In the Soup is a delightful low budget gem that crackles with absurdist humour and merry prankster energy, particularly thanks to Seymour Cassel's live wire performance. Kudos also go to cinematographer Phil Parmet who gives the film a seductively striking look. 

Alexandre Rockwell (apparently no relation to the well-known actor Sam Rockwell who coincidentally has a small role here), was part of a late '80s to early ‘90s Lower East Side indie film-making scene which included Jim Jarmusch (who also appears here as a dodgy film producer along with ‘70s icon Carole Kane as his partner. Another floating member of the scene who appears here was Steve Buscemi whose break-out role as Mr Pink in Tarantino’s Reservoir Dogs was to come that same year whilst Cassel's affiliation with the indie film scene goes back to his work with John Cassavetes in the 1950s

In what would become his signature screen persona Buscemi plays Adolfo Rollo ("Alexandre Rockwell", get it), a would-be film-maker down to his last dime, unable to pay his rent . He offers to sell a 500-page screenplay titled "Unconditional Surrender", which he has long been dreaming of filming in the expectation that he would be hailed as a master, something which he also dreams would win him the charms of his next-door neighbour (Jessica Beal). The only interest he attracts is from Joe (Cassel) an eccentric hustler of obscure connections who promises to come up with the finance but needs Adolfo to help him with a few jobs first.  Of course we know the film will never be made but for want of any other option Adolfo throws his lot in with Joe’s fantastic promises.

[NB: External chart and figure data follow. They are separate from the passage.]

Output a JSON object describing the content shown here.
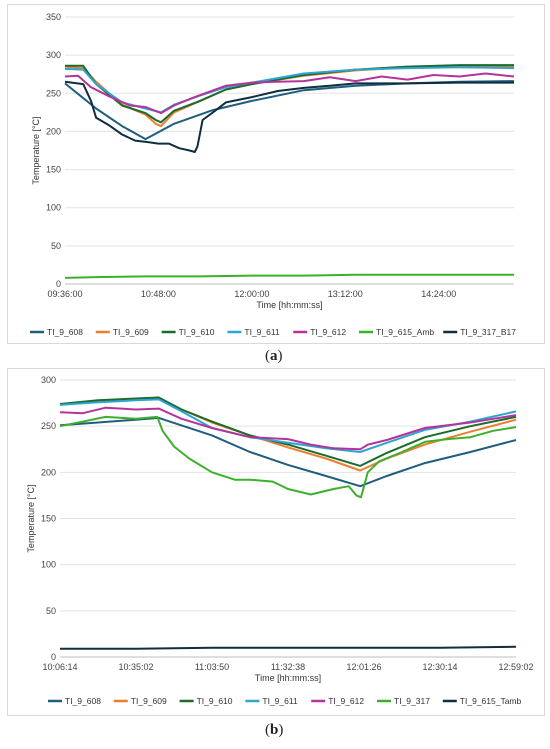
{
  "captions": {
    "a": "a",
    "b": "b"
  },
  "chart_data": [
    {
      "type": "line",
      "xlabel": "Time [hh:mm:ss]",
      "ylabel": "Temperature [°C]",
      "x_ticks": [
        "09:36:00",
        "10:48:00",
        "12:00:00",
        "13:12:00",
        "14:24:00"
      ],
      "x_tick_values": [
        576,
        648,
        720,
        792,
        864
      ],
      "x_range": [
        576,
        922
      ],
      "ylim": [
        0,
        350
      ],
      "y_ticks": [
        0,
        50,
        100,
        150,
        200,
        250,
        300,
        350
      ],
      "grid": "horizontal",
      "legend_position": "bottom",
      "series": [
        {
          "name": "TI_9_608",
          "color": "#1f5e7d",
          "points": [
            [
              576,
              263
            ],
            [
              600,
              230
            ],
            [
              620,
              207
            ],
            [
              638,
              190
            ],
            [
              660,
              210
            ],
            [
              690,
              228
            ],
            [
              720,
              240
            ],
            [
              760,
              254
            ],
            [
              800,
              260
            ],
            [
              840,
              263
            ],
            [
              880,
              265
            ],
            [
              922,
              266
            ]
          ]
        },
        {
          "name": "TI_9_609",
          "color": "#ed7d31",
          "points": [
            [
              576,
              285
            ],
            [
              590,
              283
            ],
            [
              600,
              265
            ],
            [
              620,
              235
            ],
            [
              638,
              222
            ],
            [
              646,
              210
            ],
            [
              650,
              207
            ],
            [
              660,
              225
            ],
            [
              680,
              240
            ],
            [
              700,
              255
            ],
            [
              720,
              262
            ],
            [
              760,
              273
            ],
            [
              800,
              280
            ],
            [
              840,
              284
            ],
            [
              880,
              286
            ],
            [
              922,
              285
            ]
          ]
        },
        {
          "name": "TI_9_610",
          "color": "#1a6b2c",
          "points": [
            [
              576,
              286
            ],
            [
              590,
              286
            ],
            [
              600,
              262
            ],
            [
              620,
              234
            ],
            [
              638,
              224
            ],
            [
              646,
              215
            ],
            [
              650,
              212
            ],
            [
              660,
              227
            ],
            [
              680,
              240
            ],
            [
              700,
              255
            ],
            [
              720,
              262
            ],
            [
              760,
              274
            ],
            [
              800,
              281
            ],
            [
              840,
              285
            ],
            [
              880,
              287
            ],
            [
              922,
              287
            ]
          ]
        },
        {
          "name": "TI_9_611",
          "color": "#2ea4d3",
          "points": [
            [
              576,
              282
            ],
            [
              590,
              281
            ],
            [
              600,
              262
            ],
            [
              620,
              238
            ],
            [
              638,
              230
            ],
            [
              650,
              225
            ],
            [
              660,
              235
            ],
            [
              680,
              247
            ],
            [
              700,
              258
            ],
            [
              720,
              264
            ],
            [
              760,
              276
            ],
            [
              800,
              281
            ],
            [
              840,
              283
            ],
            [
              880,
              284
            ],
            [
              922,
              283
            ]
          ]
        },
        {
          "name": "TI_9_612",
          "color": "#b5339b",
          "points": [
            [
              576,
              272
            ],
            [
              586,
              273
            ],
            [
              596,
              258
            ],
            [
              610,
              246
            ],
            [
              626,
              234
            ],
            [
              638,
              232
            ],
            [
              650,
              224
            ],
            [
              660,
              234
            ],
            [
              676,
              245
            ],
            [
              700,
              260
            ],
            [
              720,
              264
            ],
            [
              740,
              265
            ],
            [
              760,
              266
            ],
            [
              780,
              271
            ],
            [
              800,
              266
            ],
            [
              820,
              272
            ],
            [
              840,
              268
            ],
            [
              860,
              274
            ],
            [
              880,
              272
            ],
            [
              900,
              276
            ],
            [
              922,
              272
            ]
          ]
        },
        {
          "name": "TI_9_615_Amb",
          "color": "#3cb02c",
          "points": [
            [
              576,
              8
            ],
            [
              600,
              9
            ],
            [
              640,
              10
            ],
            [
              680,
              10
            ],
            [
              720,
              11
            ],
            [
              760,
              11
            ],
            [
              800,
              12
            ],
            [
              840,
              12
            ],
            [
              880,
              12
            ],
            [
              922,
              12
            ]
          ]
        },
        {
          "name": "TI_9_317_B17",
          "color": "#0f2e40",
          "points": [
            [
              576,
              265
            ],
            [
              590,
              262
            ],
            [
              596,
              240
            ],
            [
              600,
              218
            ],
            [
              610,
              208
            ],
            [
              620,
              196
            ],
            [
              630,
              188
            ],
            [
              640,
              186
            ],
            [
              648,
              184
            ],
            [
              656,
              184
            ],
            [
              664,
              178
            ],
            [
              672,
              175
            ],
            [
              676,
              173
            ],
            [
              678,
              180
            ],
            [
              682,
              215
            ],
            [
              690,
              225
            ],
            [
              700,
              238
            ],
            [
              720,
              245
            ],
            [
              740,
              253
            ],
            [
              760,
              257
            ],
            [
              780,
              260
            ],
            [
              800,
              263
            ],
            [
              840,
              263
            ],
            [
              880,
              264
            ],
            [
              922,
              264
            ]
          ]
        }
      ]
    },
    {
      "type": "line",
      "xlabel": "Time [hh:mm:ss]",
      "ylabel": "Temperature [°C]",
      "x_ticks": [
        "10:06:14",
        "10:35:02",
        "11:03:50",
        "11:32:38",
        "12:01:26",
        "12:30:14",
        "12:59:02"
      ],
      "x_tick_values": [
        0,
        1,
        2,
        3,
        4,
        5,
        6
      ],
      "x_range": [
        0,
        6
      ],
      "ylim": [
        0,
        300
      ],
      "y_ticks": [
        0,
        50,
        100,
        150,
        200,
        250,
        300
      ],
      "grid": "horizontal",
      "legend_position": "bottom",
      "series": [
        {
          "name": "TI_9_608",
          "color": "#1f5e7d",
          "points": [
            [
              0,
              251
            ],
            [
              0.5,
              254
            ],
            [
              1,
              257
            ],
            [
              1.3,
              259
            ],
            [
              2,
              240
            ],
            [
              2.5,
              222
            ],
            [
              3,
              208
            ],
            [
              3.5,
              196
            ],
            [
              3.95,
              185
            ],
            [
              4.3,
              196
            ],
            [
              4.8,
              210
            ],
            [
              5.4,
              222
            ],
            [
              6,
              235
            ]
          ]
        },
        {
          "name": "TI_9_609",
          "color": "#ed7d31",
          "points": [
            [
              0,
              273
            ],
            [
              0.5,
              277
            ],
            [
              1,
              279
            ],
            [
              1.3,
              280
            ],
            [
              1.6,
              268
            ],
            [
              2,
              254
            ],
            [
              2.5,
              240
            ],
            [
              3,
              227
            ],
            [
              3.5,
              215
            ],
            [
              3.95,
              202
            ],
            [
              4.3,
              215
            ],
            [
              4.8,
              230
            ],
            [
              5.4,
              244
            ],
            [
              6,
              257
            ]
          ]
        },
        {
          "name": "TI_9_610",
          "color": "#1a6b2c",
          "points": [
            [
              0,
              274
            ],
            [
              0.5,
              278
            ],
            [
              1,
              280
            ],
            [
              1.3,
              281
            ],
            [
              1.6,
              268
            ],
            [
              2,
              255
            ],
            [
              2.5,
              240
            ],
            [
              3,
              230
            ],
            [
              3.5,
              218
            ],
            [
              3.95,
              207
            ],
            [
              4.3,
              221
            ],
            [
              4.8,
              238
            ],
            [
              5.4,
              250
            ],
            [
              6,
              260
            ]
          ]
        },
        {
          "name": "TI_9_611",
          "color": "#2ea4d3",
          "points": [
            [
              0,
              273
            ],
            [
              0.5,
              276
            ],
            [
              1,
              278
            ],
            [
              1.3,
              279
            ],
            [
              1.6,
              266
            ],
            [
              2,
              248
            ],
            [
              2.5,
              238
            ],
            [
              3,
              232
            ],
            [
              3.5,
              226
            ],
            [
              3.95,
              222
            ],
            [
              4.3,
              232
            ],
            [
              4.8,
              246
            ],
            [
              5.4,
              255
            ],
            [
              6,
              266
            ]
          ]
        },
        {
          "name": "TI_9_612",
          "color": "#b5339b",
          "points": [
            [
              0,
              265
            ],
            [
              0.3,
              264
            ],
            [
              0.6,
              270
            ],
            [
              1,
              268
            ],
            [
              1.3,
              269
            ],
            [
              1.6,
              258
            ],
            [
              2,
              248
            ],
            [
              2.5,
              238
            ],
            [
              3,
              236
            ],
            [
              3.3,
              230
            ],
            [
              3.6,
              226
            ],
            [
              3.95,
              225
            ],
            [
              4.05,
              230
            ],
            [
              4.3,
              235
            ],
            [
              4.8,
              248
            ],
            [
              5.4,
              254
            ],
            [
              6,
              262
            ]
          ]
        },
        {
          "name": "TI_9_317",
          "color": "#3cb02c",
          "points": [
            [
              0,
              250
            ],
            [
              0.3,
              255
            ],
            [
              0.6,
              260
            ],
            [
              1,
              258
            ],
            [
              1.28,
              260
            ],
            [
              1.35,
              245
            ],
            [
              1.5,
              228
            ],
            [
              1.7,
              215
            ],
            [
              2,
              200
            ],
            [
              2.3,
              192
            ],
            [
              2.5,
              192
            ],
            [
              2.8,
              190
            ],
            [
              3,
              182
            ],
            [
              3.3,
              176
            ],
            [
              3.6,
              182
            ],
            [
              3.8,
              185
            ],
            [
              3.9,
              175
            ],
            [
              3.96,
              173
            ],
            [
              4.05,
              200
            ],
            [
              4.2,
              212
            ],
            [
              4.5,
              222
            ],
            [
              4.8,
              233
            ],
            [
              5.1,
              236
            ],
            [
              5.4,
              238
            ],
            [
              5.7,
              245
            ],
            [
              6,
              249
            ]
          ]
        },
        {
          "name": "TI_9_615_Tamb",
          "color": "#0f2e40",
          "points": [
            [
              0,
              9
            ],
            [
              1,
              9
            ],
            [
              2,
              10
            ],
            [
              3,
              10
            ],
            [
              4,
              10
            ],
            [
              5,
              10
            ],
            [
              6,
              11
            ]
          ]
        }
      ]
    }
  ]
}
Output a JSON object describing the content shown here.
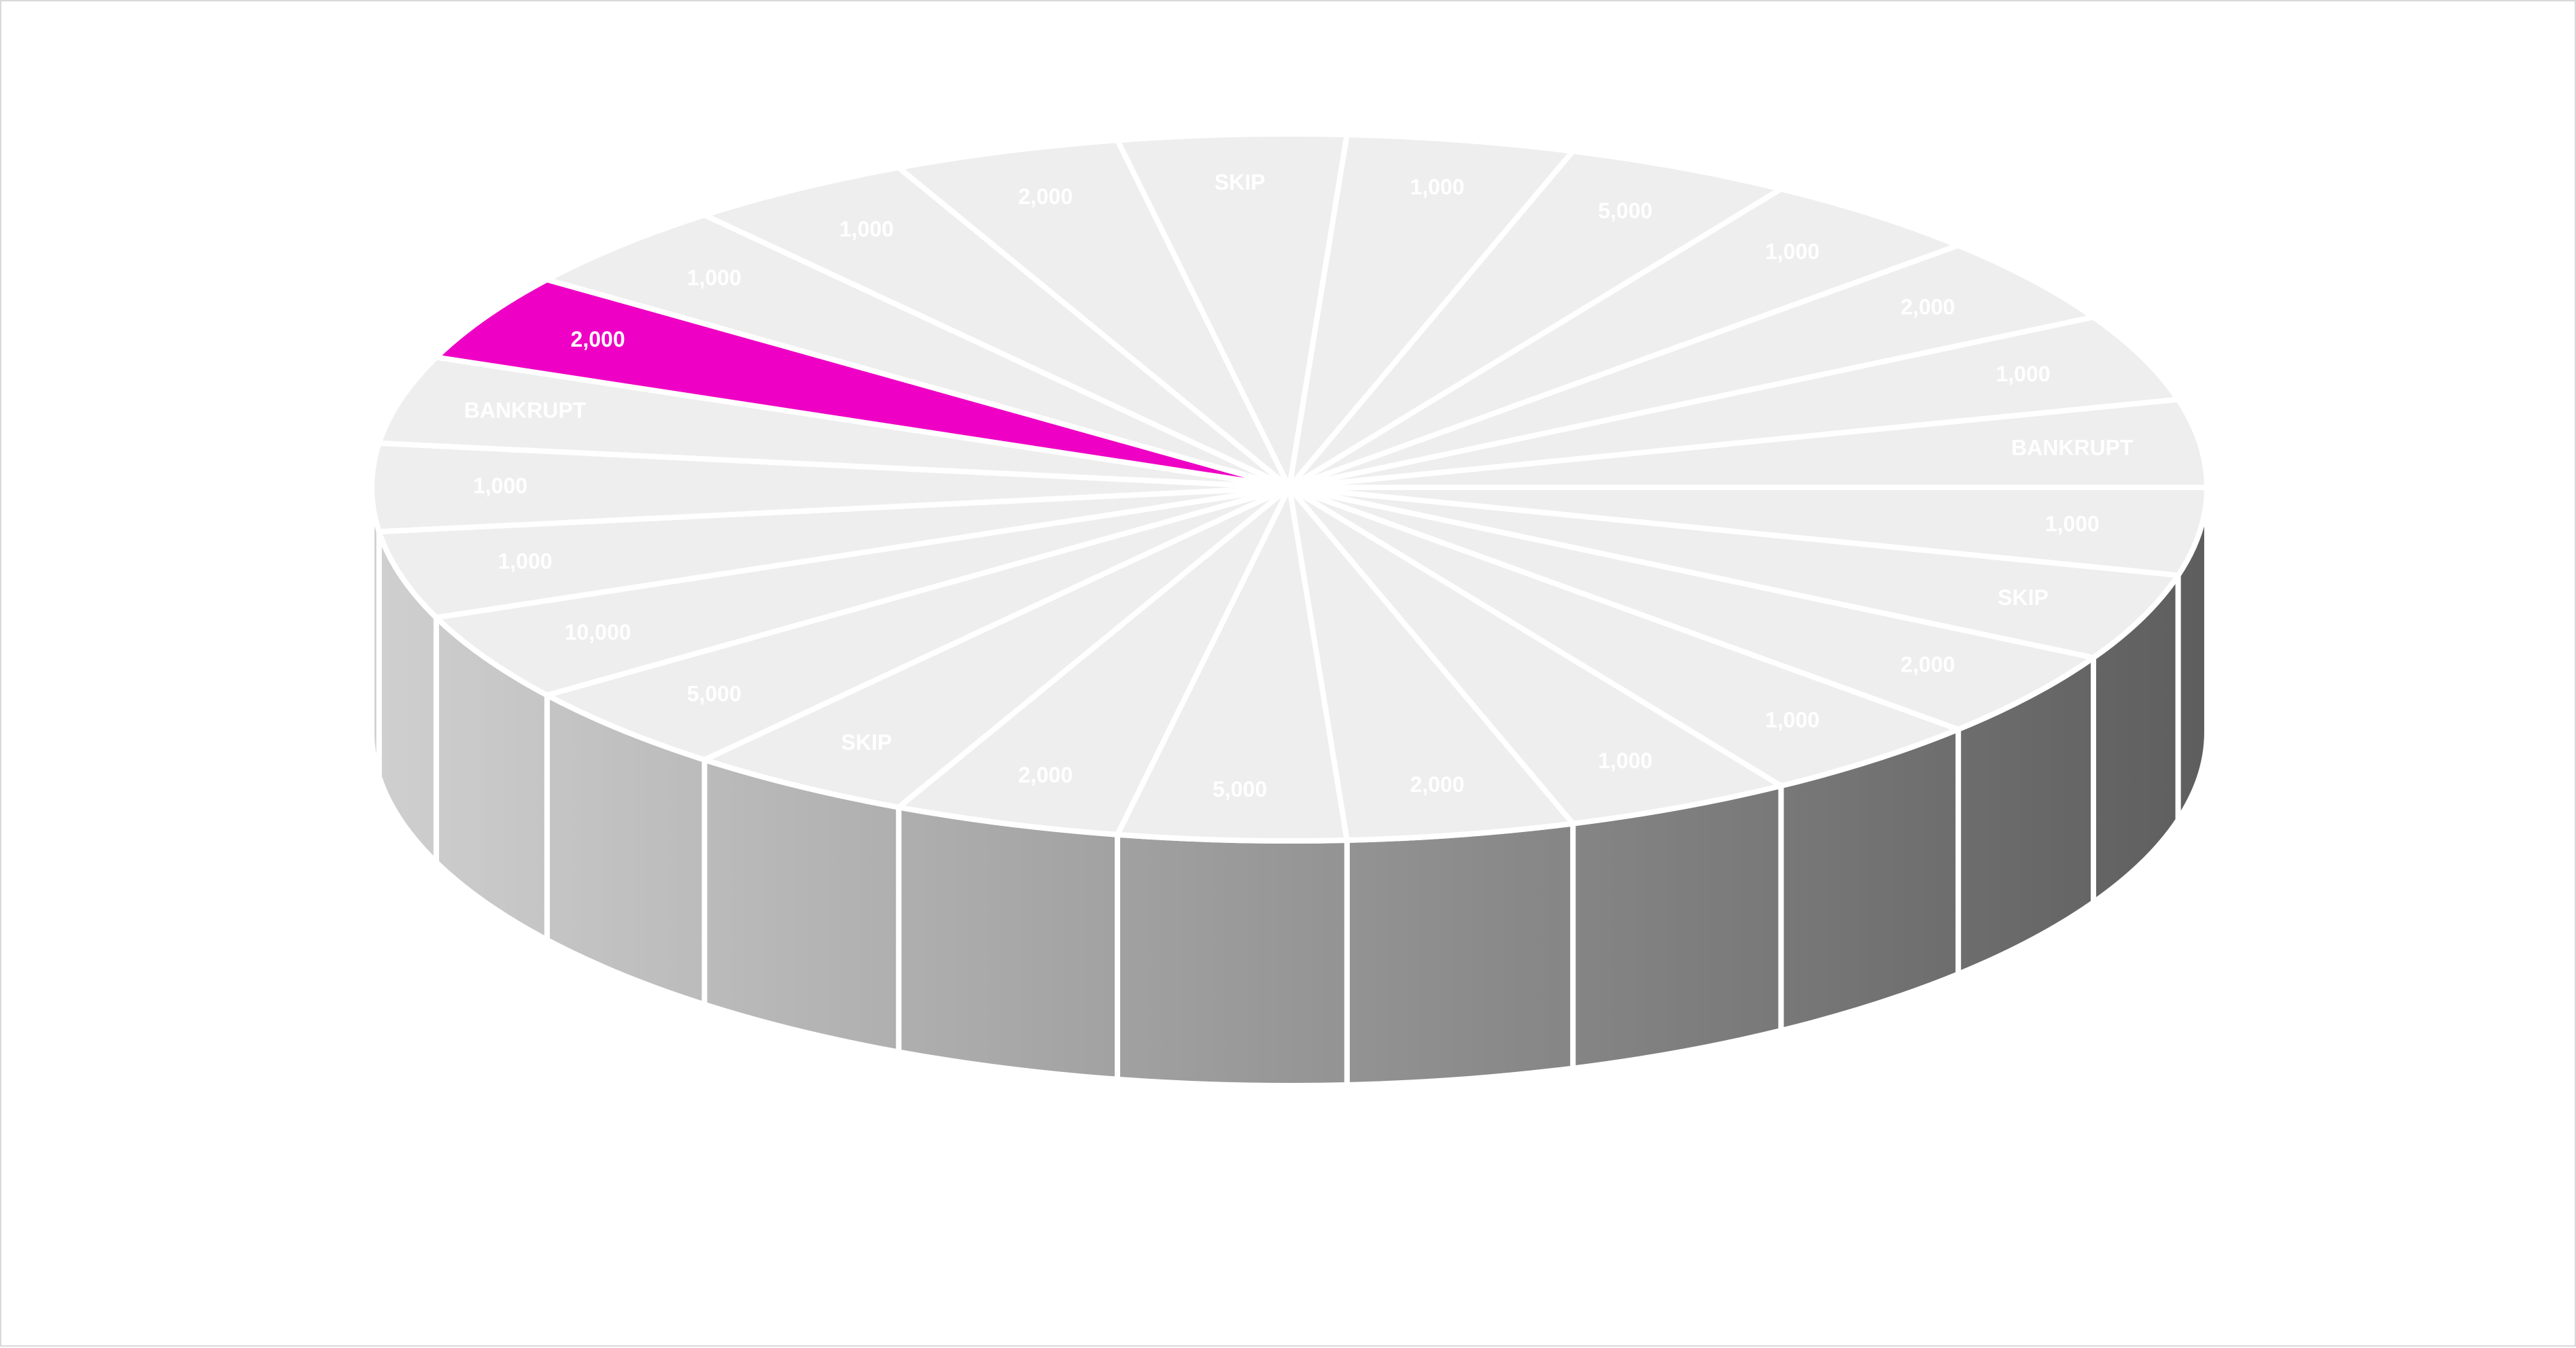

FYI: The high cost of the Kodak film stock with a high silver content that when printed in monochrome yielded a deeply saturated black-to-white range meant that the film-makers could only afford one 35mm theatrical print and this was nearly destroyed over the years. Mercifully it was saved by a 2017 Kickstarter campaign mounted by Brooklyn-based film production and distribution company, Factory 25. 

Rockwell's film won the Grand Jury Prize at the 1992 Sundance film festival winning over Reservoir Dogs.

The unlikely appearance of Jennifer “Flashdance” Beals is explained by the fact that she was married to director Rockwell at the time.

If you enjoyed In The Soup then you should check out Tom DiCillo's Living In Oblivion (1994) in which Buscemi plays a director struggling to get his film in the can.